The political climate comes up again when the two are asked to name one thing they can’t live without.
“Sean Spicer,” Wareheim shouts.
“My preteen sex dungeon,” Heidecker says. “Now you have to say, ‘Just kidding.’ I heard myself saying, ‘Don’t say anything about my preteen sex dungeon.’ There’s a conspiracy theory that globalists are running sex dungeons. It’s called Pizzagate. Look it up.”
They look at each other and laugh. You can tell they have a rare bond. When Wareheim was younger, he was awkward. He was over six feet tall by the age of 11, always felt self-conscious and never had a girlfriend. After meeting Heidecker, he came to realize he shouldn’t care what other people think. These days, he understands the insecurity and awkwardness and tries to use them to fuel his creativity. But no matter how mature or successful Wareheim and Heidecker become, the insecurity and awkwardness offer themselves up in spades. Heidecker admits he has a fear of death. “I was stabbed in my back by someone I know, and I didn’t immediately feel it,” he says. “I fear the moment of death, something we’re all going to experience at some point.” Wareheim has a fear of illness, and sometimes his dark thoughts take over.
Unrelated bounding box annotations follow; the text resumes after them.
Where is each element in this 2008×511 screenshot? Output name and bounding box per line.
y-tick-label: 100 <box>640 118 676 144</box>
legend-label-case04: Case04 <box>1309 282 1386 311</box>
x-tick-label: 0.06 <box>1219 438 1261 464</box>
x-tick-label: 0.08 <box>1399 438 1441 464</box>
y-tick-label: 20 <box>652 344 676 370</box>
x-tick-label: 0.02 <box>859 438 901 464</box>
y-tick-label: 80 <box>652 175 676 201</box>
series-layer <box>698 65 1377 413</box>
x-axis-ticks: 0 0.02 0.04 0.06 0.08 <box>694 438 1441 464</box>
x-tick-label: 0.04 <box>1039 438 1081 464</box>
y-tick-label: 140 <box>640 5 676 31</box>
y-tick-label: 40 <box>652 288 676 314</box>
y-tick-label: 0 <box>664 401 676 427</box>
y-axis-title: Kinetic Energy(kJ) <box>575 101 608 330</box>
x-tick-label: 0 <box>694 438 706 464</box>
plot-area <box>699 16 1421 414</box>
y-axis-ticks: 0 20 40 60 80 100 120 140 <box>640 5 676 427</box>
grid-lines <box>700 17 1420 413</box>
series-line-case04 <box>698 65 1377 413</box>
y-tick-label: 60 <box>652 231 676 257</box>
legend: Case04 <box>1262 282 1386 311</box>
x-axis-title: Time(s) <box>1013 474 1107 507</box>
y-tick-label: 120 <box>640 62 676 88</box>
He believes he may have cancer. He doesn’t actually have it, but he fears it. He thinks he’ll eventually get something debilitating and lose his mind. “That shit is crazy,” he concludes.
That jittery muse has led to some extreme methods of achieving their vision. Sometimes while taping Awesome Show the two had trouble telling the actors and amateur talent what they wanted them to do, so they would bark orders into a microphone from another room. This was partially because what they were asking was ridiculous and partially because they wanted the performers to have no idea what was going on so they could capture an honest moment. It wasn’t a prank, though some clearly felt it was.
In one instance, Steve Schirripa, a.k.a. Bobby Bacala from The Sopranos, was doing a commercial spoof called “MyEggs,” about a pill that allows users to produce eggs out of their behinds. Schirripa had to sit on a toilet and pretend he was…using it. He had no idea going in that he would have to pull down his pants in front of an entire crew. On top of that, he had to say “Capisce?” “He just looks at me with this ‘Fuck no’ look on his face,” says Heidecker. “I felt bad. You can sense in the spot that there’s depression and disappointment there.” Wareheim adds, “But a lead on The Sopranos was sitting on a toilet, fake shitting. That’s insane!”
Asked if they might ever revive the “intellectual” property that is Awesome Show, the two are vague. They suspect it would eventually become a parody of itself. “There are probably lots of notes I would give it now, but what’s the point?” says Heidecker. “I’m not a very nostalgic person. I understand people who hate us. I get it. If you’re not on the same page, you can quickly become disgusted with us. If you’re not a fan, that’s never going to get better. We just become more and more annoying.”
“Yeah, you’re always going to hate us,” Wareheim says. “But, hey, I love us.”